Ok thank you. Are there any recommendations of trusted 3rd parties?


----------



## Almaretto (Nov 17, 2015)

sbabcock23 said:


> Ok thank you. Are there any recommendations of trusted 3rd parties?


PM sent


----------



## shawnsheridan (Jan 10, 2009)

You can add an OEM 9C BMW Apps FSC Code to your Head Unit, but you cannot just add a 143 CarPlay FSC Code as BMW AG does not offer it, at least not yet. The only way you can have a 143 CarPlay FSC Code is to replace your entire set of FSC Codes in Head Unit with a non-OEM set, which requires Head Unit Patching.


----------



## Tony87 (Oct 18, 2021)

shawnsheridan said:


> You can add an OEM 9C BMW Apps FSC Code to your Head Unit, but you cannot just add a 143 CarPlay FSC Code as BMW AG does not offer it, at least not yet. The only way you can have a 143 CarPlay FSC Code is to replace your entire set of FSC Codes in Head Unit with a non-OEM set, which requires Head Unit Patching.

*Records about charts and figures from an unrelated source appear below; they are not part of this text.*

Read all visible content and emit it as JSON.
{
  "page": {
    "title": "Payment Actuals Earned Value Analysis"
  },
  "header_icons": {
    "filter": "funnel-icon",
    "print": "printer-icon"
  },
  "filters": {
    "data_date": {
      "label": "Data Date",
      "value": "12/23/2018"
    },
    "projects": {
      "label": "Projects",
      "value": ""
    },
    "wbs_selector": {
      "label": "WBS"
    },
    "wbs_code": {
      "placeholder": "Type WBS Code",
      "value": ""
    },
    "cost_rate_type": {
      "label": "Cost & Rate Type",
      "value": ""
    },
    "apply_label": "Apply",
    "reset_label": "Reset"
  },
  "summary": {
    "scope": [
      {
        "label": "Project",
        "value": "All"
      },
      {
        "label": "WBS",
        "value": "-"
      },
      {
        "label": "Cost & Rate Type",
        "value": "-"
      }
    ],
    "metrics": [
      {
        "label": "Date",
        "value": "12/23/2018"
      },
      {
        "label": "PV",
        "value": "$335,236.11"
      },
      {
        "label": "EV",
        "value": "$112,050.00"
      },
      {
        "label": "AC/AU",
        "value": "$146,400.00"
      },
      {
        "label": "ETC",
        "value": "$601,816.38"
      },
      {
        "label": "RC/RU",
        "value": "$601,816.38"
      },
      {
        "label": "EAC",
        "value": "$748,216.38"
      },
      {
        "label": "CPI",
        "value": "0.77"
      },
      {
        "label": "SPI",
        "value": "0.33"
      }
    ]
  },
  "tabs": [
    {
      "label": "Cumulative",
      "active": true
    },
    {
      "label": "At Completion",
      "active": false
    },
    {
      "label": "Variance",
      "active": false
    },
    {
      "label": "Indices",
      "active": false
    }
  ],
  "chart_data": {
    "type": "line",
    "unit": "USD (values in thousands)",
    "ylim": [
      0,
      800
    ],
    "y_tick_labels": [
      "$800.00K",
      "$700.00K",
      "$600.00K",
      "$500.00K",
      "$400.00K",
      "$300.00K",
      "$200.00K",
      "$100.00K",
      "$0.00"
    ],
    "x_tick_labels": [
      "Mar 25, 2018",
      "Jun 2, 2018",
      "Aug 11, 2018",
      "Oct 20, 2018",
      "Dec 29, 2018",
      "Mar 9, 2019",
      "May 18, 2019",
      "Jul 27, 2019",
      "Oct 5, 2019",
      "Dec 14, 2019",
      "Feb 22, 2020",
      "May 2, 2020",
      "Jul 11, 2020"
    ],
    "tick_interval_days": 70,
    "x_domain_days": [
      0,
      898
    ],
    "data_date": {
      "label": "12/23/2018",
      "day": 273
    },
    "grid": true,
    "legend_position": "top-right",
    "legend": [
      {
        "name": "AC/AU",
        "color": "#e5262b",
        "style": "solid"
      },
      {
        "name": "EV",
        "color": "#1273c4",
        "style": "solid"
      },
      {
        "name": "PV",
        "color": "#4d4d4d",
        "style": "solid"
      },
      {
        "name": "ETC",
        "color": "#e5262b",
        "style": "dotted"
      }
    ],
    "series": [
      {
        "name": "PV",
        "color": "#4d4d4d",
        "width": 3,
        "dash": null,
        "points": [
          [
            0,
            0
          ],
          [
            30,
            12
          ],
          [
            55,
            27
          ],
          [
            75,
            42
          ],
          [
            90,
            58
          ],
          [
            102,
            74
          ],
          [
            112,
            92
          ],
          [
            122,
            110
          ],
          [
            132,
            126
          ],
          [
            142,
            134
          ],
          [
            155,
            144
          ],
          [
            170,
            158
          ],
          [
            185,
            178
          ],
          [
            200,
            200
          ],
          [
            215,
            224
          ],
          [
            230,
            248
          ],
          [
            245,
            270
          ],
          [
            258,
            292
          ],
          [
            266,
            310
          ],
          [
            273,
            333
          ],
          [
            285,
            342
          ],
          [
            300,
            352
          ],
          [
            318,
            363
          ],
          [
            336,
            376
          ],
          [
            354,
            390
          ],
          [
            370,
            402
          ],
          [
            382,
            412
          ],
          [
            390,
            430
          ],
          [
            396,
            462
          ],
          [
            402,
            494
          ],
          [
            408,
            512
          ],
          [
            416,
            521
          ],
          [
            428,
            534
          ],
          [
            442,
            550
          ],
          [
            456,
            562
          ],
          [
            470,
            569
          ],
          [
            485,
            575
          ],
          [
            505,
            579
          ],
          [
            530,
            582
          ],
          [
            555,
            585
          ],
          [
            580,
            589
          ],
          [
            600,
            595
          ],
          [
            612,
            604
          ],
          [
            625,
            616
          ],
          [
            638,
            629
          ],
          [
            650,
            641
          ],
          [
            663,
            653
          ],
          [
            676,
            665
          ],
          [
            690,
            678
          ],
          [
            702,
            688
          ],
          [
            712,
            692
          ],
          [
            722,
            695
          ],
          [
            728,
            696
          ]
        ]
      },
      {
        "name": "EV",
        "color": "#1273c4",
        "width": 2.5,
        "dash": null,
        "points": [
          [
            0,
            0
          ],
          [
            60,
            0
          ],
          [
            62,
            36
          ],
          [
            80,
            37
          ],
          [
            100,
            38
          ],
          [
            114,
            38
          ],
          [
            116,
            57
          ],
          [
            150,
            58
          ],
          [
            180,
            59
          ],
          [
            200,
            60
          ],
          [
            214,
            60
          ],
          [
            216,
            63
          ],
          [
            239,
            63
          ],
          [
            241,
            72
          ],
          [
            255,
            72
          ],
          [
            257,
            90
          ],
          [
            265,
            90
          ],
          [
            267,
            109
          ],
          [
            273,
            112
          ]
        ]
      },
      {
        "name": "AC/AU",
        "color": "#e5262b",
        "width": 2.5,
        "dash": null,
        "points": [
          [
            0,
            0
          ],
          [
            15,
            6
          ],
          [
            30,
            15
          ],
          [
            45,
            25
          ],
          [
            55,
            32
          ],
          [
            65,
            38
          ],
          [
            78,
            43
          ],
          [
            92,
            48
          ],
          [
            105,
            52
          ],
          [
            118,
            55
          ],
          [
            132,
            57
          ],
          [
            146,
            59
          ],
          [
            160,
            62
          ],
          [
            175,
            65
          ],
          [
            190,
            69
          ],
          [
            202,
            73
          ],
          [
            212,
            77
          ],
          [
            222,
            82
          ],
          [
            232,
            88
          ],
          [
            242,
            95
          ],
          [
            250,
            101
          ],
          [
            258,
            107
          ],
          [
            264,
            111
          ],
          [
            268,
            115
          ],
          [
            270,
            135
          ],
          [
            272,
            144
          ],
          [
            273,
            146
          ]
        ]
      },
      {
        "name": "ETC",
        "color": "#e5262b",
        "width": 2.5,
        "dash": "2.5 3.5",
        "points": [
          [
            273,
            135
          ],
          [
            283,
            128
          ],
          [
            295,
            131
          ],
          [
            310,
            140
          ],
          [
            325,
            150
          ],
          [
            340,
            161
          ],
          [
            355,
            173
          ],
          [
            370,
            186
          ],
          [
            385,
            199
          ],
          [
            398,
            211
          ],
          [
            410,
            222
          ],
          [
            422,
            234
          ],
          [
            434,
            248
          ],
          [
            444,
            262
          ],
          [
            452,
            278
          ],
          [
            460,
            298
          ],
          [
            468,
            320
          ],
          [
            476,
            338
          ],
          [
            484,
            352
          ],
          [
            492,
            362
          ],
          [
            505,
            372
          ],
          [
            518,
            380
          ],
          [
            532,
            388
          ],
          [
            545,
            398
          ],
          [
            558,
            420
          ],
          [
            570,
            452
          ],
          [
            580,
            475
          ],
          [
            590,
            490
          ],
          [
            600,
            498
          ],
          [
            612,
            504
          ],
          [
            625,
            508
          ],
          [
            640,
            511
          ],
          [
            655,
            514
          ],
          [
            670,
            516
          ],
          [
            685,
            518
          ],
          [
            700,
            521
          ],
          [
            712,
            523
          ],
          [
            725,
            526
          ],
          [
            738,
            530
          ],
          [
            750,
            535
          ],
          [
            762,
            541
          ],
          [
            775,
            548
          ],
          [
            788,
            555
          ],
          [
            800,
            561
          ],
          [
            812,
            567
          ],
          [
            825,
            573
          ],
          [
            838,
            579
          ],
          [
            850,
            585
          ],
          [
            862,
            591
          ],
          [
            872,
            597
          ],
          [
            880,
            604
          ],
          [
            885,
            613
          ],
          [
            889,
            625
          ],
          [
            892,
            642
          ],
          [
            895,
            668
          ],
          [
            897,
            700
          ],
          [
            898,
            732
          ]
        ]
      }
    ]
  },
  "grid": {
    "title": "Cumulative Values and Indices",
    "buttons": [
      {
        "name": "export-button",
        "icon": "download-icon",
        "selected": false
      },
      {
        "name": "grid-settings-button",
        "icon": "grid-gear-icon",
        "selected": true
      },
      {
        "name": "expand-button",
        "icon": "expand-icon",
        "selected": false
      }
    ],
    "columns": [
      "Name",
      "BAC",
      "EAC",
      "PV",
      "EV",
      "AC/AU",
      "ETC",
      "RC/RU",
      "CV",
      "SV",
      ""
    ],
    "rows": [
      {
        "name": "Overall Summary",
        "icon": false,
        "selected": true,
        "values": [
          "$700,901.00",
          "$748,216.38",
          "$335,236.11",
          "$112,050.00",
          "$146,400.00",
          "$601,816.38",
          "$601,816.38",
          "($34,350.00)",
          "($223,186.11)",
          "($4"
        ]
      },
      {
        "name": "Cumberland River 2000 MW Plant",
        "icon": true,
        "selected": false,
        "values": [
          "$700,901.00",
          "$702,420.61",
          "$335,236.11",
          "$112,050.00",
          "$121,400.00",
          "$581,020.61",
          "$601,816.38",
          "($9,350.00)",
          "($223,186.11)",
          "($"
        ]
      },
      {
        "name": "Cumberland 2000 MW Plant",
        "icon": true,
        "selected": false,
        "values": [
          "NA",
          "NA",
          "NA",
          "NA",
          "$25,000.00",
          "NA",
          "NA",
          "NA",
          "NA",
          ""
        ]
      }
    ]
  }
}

Hi shawn ! It’s the same procedure with e-sys for that?


----------



## shawnsheridan (Jan 10, 2009)

Tony87 said:


> Hi shawn ! It’s the same procedure with e-sys for that?


FSC Import with E-Sys is same for any OEM FSC CODE.


----------



## Tony87 (Oct 18, 2021)

shawnsheridan said:


> FSC Import with E-Sys is same for any OEM FSC CODE.


Ok ! But for 143 its necessary to erase All FSC ?


----------



## shawnsheridan (Jan 10, 2009)

Tony87 said:


> Ok ! But for 143 its necessary to erase All FSC ?


If its OEM 143 FSC Code, with same VIN as car, no.


----------